European stocks pushed higher on Friday and the euro rebounded against the dollar after falling sharply the day before on expectations of sooner-than-expected US interest rate hikes.
London's FTSE 100 rose 0.23 percent to 6,557.17 points, the CAC 40 in Paris added 0.17 percent to 4,335.28 points, while Frankfurt's DAX 30 climbed 0.50 percent to 9,342.94 points.
Global markets had skidded in early trading Thursday after new Fed chief Janet Yellen said a US rate rise could come "around six months" after the bank's stimulus programme ends.
Economists took that to mean an increase in borrowing costs in the first half of 2015. They had forecast a hike in the latter part of the year.
"European markets are trading higher (Friday)... mirroring market action in the US and Asia overnight as better than expected US economic data and positive bank stress tests results managed to draw some attention away from the Crimean crisis," said Markus Huber, senior trader at Peregrine & Black.
"EU and the US placing further sanctions on Russia overnight had little to no impact on markets mainly because this was widely expected anyway and the sanctions themselves so far have been limited to individuals only.
"As there have been no general trade or energy sanctions so far there should be no negative fallout for global growth at this stage."
While there have been some daily swings since Russia began two weeks ago its effort to annex Crimea, the Paris and Frankfurt exchanges are essentially unchanged. London's FTSE has slid 2.3 percent, however.
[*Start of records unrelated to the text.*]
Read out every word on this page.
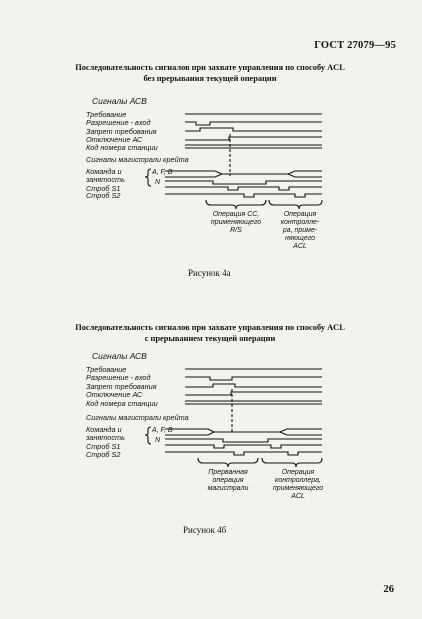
ГОСТ 27079—95
Последовательность сигналов при захвате управления по способу ACL
без прерывания текущей операции
Последовательность сигналов при захвате управления по способу ACL
с прерыванием текущей операции
Сигналы АСВ
Требование
Разрешение - вход
Запрет требования
Отключение АС
Код номера станции
Сигналы магистрали крейта
Команда и
занятость
A, F, B
N
Строб S1
Строб S2
Операция СС,
применяющего
R/S
Операция
контролле-
ра, приме-
няющего
ACL
Сигналы АСВ
Требование
Разрешение - вход
Запрет требования
Отключение АС
Код номера станции
Сигналы магистрали крейта
Команда и
занятость
A, F, B
N
Строб S1
Строб S2
Прерванная
операция
магистрали
Операция
контроллера,
применяющего
ACL
Рисунок 4а
Рисунок 4б
26
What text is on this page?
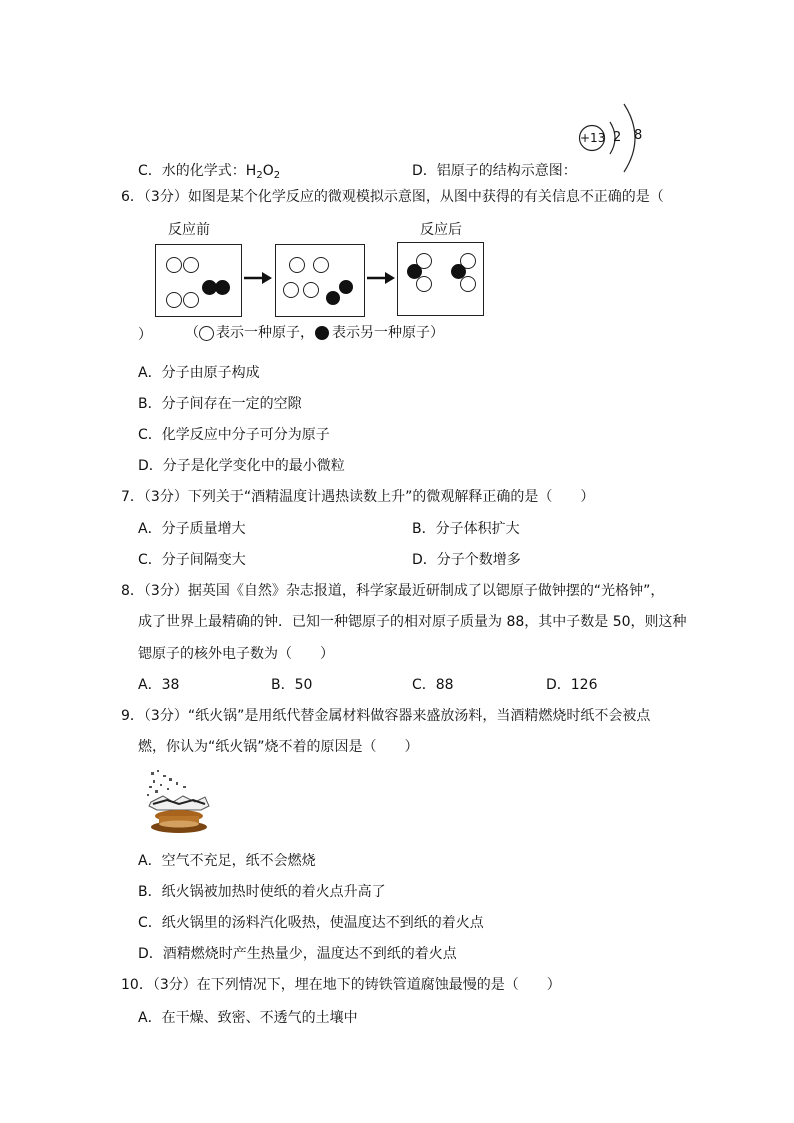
C．水的化学式：$H_2O_2$	D．铝原子的结构示意图：
+13 2 8
6．（3分）如图是某个化学反应的微观模拟示意图，从图中获得的有关信息不正确的是（
反应前	反应后
） （ 表示一种原子， 表示另一种原子）
A．分子由原子构成
B．分子间存在一定的空隙
C．化学反应中分子可分为原子
D．分子是化学变化中的最小微粒
7．（3分）下列关于“酒精温度计遇热读数上升”的微观解释正确的是（　　）
A．分子质量增大	B．分子体积扩大
C．分子间隔变大	D．分子个数增多
8．（3分）据英国《自然》杂志报道，科学家最近研制成了以锶原子做钟摆的“光格钟”，
成了世界上最精确的钟．已知一种锶原子的相对原子质量为 88，其中子数是 50，则这种
锶原子的核外电子数为（　　）
A．38	B．50	C．88	D．126
9．（3分）“纸火锅”是用纸代替金属材料做容器来盛放汤料，当酒精燃烧时纸不会被点
燃，你认为“纸火锅”烧不着的原因是（　　）
A．空气不充足，纸不会燃烧
B．纸火锅被加热时使纸的着火点升高了
C．纸火锅里的汤料汽化吸热，使温度达不到纸的着火点
D．酒精燃烧时产生热量少，温度达不到纸的着火点
10．（3分）在下列情况下，埋在地下的铸铁管道腐蚀最慢的是（　　）
A．在干燥、致密、不透气的土壤中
Wall Street has also largely shrugged off the Crimea crisis, with the main indices largely unchanged over the past two weeks.
The broad-based S&P 500 has even climbed, and on Friday in midday trading it had gained 0.39 percent to 1,879.29 to put it in record territory.
The Dow Jones Industrial Average was up 0.50 percent to 16.412.02, while the tech-heavy Nasdaq Composite Index slipped 0.16 percent to 4,312.58.
In foreign exchange trade Friday, the euro rose to $1.3791 from $1.3778 late on Thursday in New York.
The dollar slid to 102.31 yen from 102.36.
The dollar had risen strongly after Yellen's hint about higher rates, while safe-haven gold suffered.
On the London Bullion Market, the price of gold climbed to $1,336 an ounce from $1,327 on Thursday.
The British pound slid to 1.1955 euros from 1.1978, and dipped to $1.6487 from $1.6506.
British state borrowing worsened in February, official data showed Friday, but the government remains on track to meet the new deficit target unveiled earlier this week.
"February's public finances figures confirm that the UK's budget deficit is continuing to make slow downward progress," said Jonathan Loynes, chief European economist at Capital Economics.
Asian stock markets closed higher on Friday as bargain-hunters moved in after the previous session's heavy losses, with investors taking a lead from Wall Street and a positive batch of US data.
The US Labor Department released figures showing initial claims for jobless benefits were lower than expected last week, while the Philadelphia Federal Reserve's March manufacturing activity index beat forecasts.
Also, the Conference Board's leading economic index for February came in above expectations, while US existing-home sales for February met expectations.